Final answer:
The debt-equity ratio of Crystal Lake, Inc., given a total debt ratio of 0.36, is determined by solving the proportion of total debt to the sum of debt and equity. Upon calculation, the debt-equity ratio is found to be 1.78, corresponding to answer A.
Step-by-step explanation:
The question is asking to calculate the debt-equity ratio given that Crystal Lake, Inc., has a total debt ratio of 0.36. The debt-equity ratio is determined by dividing total debt by total equity. The total debt ratio is the proportion of total debt to total assets, which can also be represented as the formula total debt ratio = total debt / (total debt + total equity).

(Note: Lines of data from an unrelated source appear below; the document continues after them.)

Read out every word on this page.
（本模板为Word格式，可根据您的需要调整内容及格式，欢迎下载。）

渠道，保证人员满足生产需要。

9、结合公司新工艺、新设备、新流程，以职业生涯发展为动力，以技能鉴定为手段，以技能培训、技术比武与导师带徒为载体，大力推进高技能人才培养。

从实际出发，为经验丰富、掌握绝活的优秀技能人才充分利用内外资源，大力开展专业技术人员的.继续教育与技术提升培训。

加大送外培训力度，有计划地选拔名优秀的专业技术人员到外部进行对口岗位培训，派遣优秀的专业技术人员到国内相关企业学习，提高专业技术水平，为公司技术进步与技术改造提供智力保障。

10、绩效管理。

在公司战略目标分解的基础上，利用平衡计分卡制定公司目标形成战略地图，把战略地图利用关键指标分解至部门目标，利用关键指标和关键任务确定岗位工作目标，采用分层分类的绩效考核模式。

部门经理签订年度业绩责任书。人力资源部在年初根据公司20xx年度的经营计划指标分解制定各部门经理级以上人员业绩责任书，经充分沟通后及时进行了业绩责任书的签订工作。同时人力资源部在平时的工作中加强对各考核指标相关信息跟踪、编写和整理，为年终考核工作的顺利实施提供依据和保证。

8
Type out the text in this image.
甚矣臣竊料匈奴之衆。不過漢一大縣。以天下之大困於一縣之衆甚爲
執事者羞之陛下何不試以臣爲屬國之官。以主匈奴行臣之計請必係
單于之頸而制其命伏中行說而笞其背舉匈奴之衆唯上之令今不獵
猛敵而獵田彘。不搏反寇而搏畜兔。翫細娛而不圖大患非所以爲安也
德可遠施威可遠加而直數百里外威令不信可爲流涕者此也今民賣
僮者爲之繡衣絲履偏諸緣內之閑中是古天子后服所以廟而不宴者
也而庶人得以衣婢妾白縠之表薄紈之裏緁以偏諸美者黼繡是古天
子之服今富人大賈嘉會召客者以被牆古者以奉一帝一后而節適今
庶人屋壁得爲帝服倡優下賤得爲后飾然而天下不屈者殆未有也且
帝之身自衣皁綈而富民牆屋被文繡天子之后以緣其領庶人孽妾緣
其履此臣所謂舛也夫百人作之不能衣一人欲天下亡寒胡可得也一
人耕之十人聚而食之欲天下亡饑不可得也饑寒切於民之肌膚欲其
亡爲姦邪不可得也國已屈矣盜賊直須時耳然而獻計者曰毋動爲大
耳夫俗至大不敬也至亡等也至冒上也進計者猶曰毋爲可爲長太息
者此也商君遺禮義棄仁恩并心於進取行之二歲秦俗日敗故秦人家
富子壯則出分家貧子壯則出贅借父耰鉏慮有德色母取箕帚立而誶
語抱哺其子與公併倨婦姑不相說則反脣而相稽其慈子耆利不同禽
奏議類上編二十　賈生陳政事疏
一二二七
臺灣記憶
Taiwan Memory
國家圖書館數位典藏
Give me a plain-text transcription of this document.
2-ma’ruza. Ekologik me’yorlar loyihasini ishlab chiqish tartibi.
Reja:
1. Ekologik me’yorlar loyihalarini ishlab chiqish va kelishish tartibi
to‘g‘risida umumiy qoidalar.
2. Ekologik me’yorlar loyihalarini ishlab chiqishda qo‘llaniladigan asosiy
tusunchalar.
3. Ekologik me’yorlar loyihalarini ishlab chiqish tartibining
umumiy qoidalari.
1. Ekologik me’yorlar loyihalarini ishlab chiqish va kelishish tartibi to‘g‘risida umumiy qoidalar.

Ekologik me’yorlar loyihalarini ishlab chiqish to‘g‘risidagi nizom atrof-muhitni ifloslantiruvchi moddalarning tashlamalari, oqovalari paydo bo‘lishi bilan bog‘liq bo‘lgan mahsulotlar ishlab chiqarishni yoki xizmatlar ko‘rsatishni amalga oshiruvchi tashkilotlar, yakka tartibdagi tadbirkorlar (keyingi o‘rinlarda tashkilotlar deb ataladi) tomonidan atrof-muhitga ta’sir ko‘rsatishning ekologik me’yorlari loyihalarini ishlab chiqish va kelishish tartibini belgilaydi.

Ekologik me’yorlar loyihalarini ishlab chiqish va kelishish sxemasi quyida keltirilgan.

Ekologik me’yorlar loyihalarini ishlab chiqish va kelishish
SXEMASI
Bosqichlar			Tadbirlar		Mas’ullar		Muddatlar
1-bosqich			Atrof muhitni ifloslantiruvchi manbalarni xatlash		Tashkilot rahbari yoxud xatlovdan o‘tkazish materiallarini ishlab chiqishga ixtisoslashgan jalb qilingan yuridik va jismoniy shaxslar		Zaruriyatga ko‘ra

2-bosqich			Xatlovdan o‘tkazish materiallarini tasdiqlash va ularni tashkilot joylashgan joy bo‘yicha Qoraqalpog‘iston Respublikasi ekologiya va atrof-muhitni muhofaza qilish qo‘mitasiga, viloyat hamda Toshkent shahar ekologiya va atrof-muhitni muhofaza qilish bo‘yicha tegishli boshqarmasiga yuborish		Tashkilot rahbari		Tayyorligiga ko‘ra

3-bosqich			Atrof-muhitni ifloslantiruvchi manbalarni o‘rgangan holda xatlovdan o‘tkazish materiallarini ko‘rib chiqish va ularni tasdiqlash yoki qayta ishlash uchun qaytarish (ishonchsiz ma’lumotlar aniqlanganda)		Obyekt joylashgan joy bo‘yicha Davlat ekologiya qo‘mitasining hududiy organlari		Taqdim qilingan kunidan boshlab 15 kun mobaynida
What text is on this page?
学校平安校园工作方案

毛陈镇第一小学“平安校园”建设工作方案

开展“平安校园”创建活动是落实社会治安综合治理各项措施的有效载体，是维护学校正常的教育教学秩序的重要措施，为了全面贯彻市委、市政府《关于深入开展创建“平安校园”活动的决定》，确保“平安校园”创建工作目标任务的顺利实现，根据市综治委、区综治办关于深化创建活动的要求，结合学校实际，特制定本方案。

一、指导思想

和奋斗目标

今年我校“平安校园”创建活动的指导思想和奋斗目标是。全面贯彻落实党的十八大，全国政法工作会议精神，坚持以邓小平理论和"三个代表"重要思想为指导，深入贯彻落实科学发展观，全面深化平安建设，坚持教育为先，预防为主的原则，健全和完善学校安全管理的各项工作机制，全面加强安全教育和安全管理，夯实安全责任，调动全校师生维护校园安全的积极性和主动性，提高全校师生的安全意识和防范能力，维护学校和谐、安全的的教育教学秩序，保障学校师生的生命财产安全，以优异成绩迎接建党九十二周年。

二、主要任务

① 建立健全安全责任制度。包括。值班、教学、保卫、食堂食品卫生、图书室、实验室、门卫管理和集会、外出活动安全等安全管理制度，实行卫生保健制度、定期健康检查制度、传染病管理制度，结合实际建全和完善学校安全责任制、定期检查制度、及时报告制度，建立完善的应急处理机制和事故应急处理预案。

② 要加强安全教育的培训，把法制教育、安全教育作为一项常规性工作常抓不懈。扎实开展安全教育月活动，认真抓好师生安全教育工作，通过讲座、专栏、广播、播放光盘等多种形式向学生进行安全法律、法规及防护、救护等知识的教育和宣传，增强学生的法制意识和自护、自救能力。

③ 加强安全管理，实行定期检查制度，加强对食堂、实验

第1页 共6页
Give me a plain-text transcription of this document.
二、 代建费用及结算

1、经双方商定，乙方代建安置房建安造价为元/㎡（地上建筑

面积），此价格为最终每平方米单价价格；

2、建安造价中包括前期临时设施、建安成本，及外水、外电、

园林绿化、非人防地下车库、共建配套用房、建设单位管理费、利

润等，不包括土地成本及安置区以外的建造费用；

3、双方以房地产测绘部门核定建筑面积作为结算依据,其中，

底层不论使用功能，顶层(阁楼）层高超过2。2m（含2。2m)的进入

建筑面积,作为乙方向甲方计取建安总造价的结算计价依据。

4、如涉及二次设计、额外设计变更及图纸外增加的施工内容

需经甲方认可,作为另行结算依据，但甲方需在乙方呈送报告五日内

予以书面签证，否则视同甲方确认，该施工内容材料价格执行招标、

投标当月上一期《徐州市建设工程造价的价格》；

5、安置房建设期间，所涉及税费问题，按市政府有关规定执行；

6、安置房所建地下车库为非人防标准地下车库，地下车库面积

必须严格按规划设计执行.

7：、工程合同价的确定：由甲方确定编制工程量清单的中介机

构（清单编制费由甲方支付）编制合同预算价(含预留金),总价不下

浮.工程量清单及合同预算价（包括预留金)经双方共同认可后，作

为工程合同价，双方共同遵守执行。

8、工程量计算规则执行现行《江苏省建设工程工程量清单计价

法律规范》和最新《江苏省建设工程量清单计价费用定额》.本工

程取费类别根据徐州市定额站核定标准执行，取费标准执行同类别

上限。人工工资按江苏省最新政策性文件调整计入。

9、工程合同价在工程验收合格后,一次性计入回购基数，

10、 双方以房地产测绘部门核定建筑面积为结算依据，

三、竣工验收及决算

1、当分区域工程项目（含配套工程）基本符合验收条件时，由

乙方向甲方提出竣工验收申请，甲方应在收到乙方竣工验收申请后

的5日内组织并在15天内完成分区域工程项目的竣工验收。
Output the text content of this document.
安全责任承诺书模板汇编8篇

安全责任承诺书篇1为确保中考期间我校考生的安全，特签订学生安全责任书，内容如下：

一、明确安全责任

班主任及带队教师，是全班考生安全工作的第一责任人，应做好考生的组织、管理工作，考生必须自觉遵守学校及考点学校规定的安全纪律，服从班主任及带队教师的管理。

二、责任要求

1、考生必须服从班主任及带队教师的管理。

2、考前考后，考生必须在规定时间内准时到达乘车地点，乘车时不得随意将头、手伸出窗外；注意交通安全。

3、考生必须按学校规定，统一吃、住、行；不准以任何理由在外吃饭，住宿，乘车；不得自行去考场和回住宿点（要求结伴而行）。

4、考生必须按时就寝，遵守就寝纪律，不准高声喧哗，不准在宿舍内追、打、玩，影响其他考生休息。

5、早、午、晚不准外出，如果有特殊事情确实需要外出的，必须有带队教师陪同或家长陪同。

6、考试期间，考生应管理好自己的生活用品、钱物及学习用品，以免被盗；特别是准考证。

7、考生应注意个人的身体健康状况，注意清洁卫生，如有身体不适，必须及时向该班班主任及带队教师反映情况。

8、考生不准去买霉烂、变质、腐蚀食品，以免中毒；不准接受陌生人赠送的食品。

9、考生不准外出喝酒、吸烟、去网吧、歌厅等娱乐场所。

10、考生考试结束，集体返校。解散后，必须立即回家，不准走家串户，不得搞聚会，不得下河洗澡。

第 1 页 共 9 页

To find the debt-equity ratio from the total debt ratio, you can use the following steps:
- Express the total debt ratio as a fraction: 0.36 = total debt / (total debt + total equity).
- Let 'D' represent total debt and 'E' represent total equity. The equation becomes 0.36 = D / (D+E).
- From this, we can solve for D / E, which is the debt-equity ratio we're looking for: 0.36 = D / (D+E) => 0.36D + 0.36E = D => 0.36E = D - 0.36D => 0.36E = 0.64D => E/D = 0.64/0.36.
- Calculate E/D, which equals 1.78, representing the debt-equity ratio.
Therefore, the correct answer is A, which is a debt-equity ratio of 1.78.